A ce titre, il est constant et au demeurant non réellement contesté que le délai de prescription quinquennal de cette action, visant à l’indemnisation d’une perte de chance de ne pas contracter ou contracter dans des conditions plus bénéfiques, commence à courir au jour de la réalisation du dommage à savoir de la date de souscription de l’engagement litigieux. Cependant, ce même délai peut commencer à courir à la date à laquelle le préjudice se révèle à sa victime, si cette dernière ne pouvait en avoir connaissance au jour du contrat.
Au soutien de ses prétentions, l’appelante établit que son conjoint a :
– le 24 avril 2009, régularisé un contrat permettant la souscription à une indivision portant sur une collection dénommée ‘les grandes signatures II’ à hauteur de 140 parts pour un prix unitaire de 5.000 euros soit un total de 700.000 euros,
– le même jour, régularisé un contrat de vente de ces mêmes parts d’indivision dont il est précisé qu’elle est valorisée à hauteur de 10.000.000 euros,
– conclu avec la société Aristophil un contrat dit de dépôt, garde et conservation de cette collection vendue sous forme de parts d’indivision.
Elle démontre également qu’aux termes d’un contrat dit ‘passerelle’ du 7 mai 2014, son conjoint et elle-même ont vendu à la société Aristophil les 140 parts d’indivision précédemment acquises pour un prix, plus-value incluse et avant application de la fiscalité liée à l’opération, de 980.000 euros. Dans le même cadre, les époux [X]-[N] ont acquis de la société Aristophil 6.000 parts de l’indivision portant sur la collection dénommée ‘grandes pensées illustres personnages’ (valorisée 8.500.000 euros) pour un prix total de 300.000 euros.
A la même date, Mme et M. [X] ont également acquis une part de l’indivision portant sur une collection valorisée à 3.000.000 euros dénommée ‘novembre – le manuscrit de Flaubert’ pour un prix de 150.000 euros.
Enfin le 7 mai 2014 et toujours par l’intermédiaire de leur CGP, ils ont acquis en pleine propriété une collection dénommée ‘les grands peintres’ pour un prix de 300.000 euros.

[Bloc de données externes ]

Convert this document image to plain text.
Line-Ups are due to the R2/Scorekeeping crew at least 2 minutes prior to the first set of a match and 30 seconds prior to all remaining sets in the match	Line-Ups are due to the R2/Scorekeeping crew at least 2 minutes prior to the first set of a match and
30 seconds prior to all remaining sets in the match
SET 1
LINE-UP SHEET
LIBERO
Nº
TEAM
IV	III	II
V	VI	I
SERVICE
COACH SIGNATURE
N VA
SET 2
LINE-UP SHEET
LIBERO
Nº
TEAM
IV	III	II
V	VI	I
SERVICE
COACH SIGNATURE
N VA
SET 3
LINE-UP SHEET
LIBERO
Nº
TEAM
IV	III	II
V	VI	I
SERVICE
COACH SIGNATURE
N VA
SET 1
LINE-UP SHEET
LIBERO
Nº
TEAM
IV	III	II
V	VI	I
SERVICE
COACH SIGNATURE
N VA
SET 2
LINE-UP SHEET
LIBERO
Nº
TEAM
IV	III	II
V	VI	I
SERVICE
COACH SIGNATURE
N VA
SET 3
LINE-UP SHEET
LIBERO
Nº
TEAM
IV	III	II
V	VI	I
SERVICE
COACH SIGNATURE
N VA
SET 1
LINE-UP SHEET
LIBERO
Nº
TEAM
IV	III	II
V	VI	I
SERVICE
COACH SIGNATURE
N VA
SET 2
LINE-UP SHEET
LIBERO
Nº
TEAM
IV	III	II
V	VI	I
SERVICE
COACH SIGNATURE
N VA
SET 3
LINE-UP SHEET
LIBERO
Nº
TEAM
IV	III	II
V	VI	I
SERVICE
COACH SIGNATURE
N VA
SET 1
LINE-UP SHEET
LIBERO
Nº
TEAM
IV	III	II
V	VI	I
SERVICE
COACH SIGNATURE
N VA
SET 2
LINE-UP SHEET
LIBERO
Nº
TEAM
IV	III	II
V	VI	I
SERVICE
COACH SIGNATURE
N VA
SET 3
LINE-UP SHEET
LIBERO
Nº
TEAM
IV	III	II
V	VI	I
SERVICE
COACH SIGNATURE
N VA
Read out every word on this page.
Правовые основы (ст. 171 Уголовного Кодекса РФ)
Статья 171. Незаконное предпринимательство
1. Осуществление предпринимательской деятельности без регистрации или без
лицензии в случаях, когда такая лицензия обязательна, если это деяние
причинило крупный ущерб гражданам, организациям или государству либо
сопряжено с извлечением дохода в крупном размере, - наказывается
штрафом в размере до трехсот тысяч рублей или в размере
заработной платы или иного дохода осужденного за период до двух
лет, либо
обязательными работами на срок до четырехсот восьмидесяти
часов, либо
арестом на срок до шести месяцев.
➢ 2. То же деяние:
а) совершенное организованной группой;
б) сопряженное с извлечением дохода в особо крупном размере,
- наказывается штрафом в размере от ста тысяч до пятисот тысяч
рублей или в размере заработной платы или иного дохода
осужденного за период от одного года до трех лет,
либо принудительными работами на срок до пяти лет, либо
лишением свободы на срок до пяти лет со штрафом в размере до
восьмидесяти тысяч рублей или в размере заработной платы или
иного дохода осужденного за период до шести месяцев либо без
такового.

Les conservation, garde, etc de ces collections ont également été confiées à la société Aristophil, venderesse.
En résumé le schéma de cette forme d’investissement était l’acquisition d’oeuvres permettant une diversification du patrimoine des clients et à terme une revente au vendeur initial au prix d’achat majoré du rendement annuel fixé à l’acte de cession (8% l’an). Dans l’attente de cette plus-value l’investisseur pouvait bénéficier de l’avantage attaché au statut fiscal des oeuvres d’art.
A ce titre l’appelante engage la responsabilité du CGP lui ayant présenté ce produit pour avoir manqué à ses obligations d’information et de conseil en relevant que son préjudice inclut nécessairement la perte de chance de ne pas acquérir en pleine propriété ou indivisément des collections d’oeuvres surévaluées de manière importante lors de leur cession.
Or, il ne peut aucunement être soutenu que l’appelante avait connaissance ou pouvait avoir connaissance de cette situation au jour de la souscription des engagements litigieux.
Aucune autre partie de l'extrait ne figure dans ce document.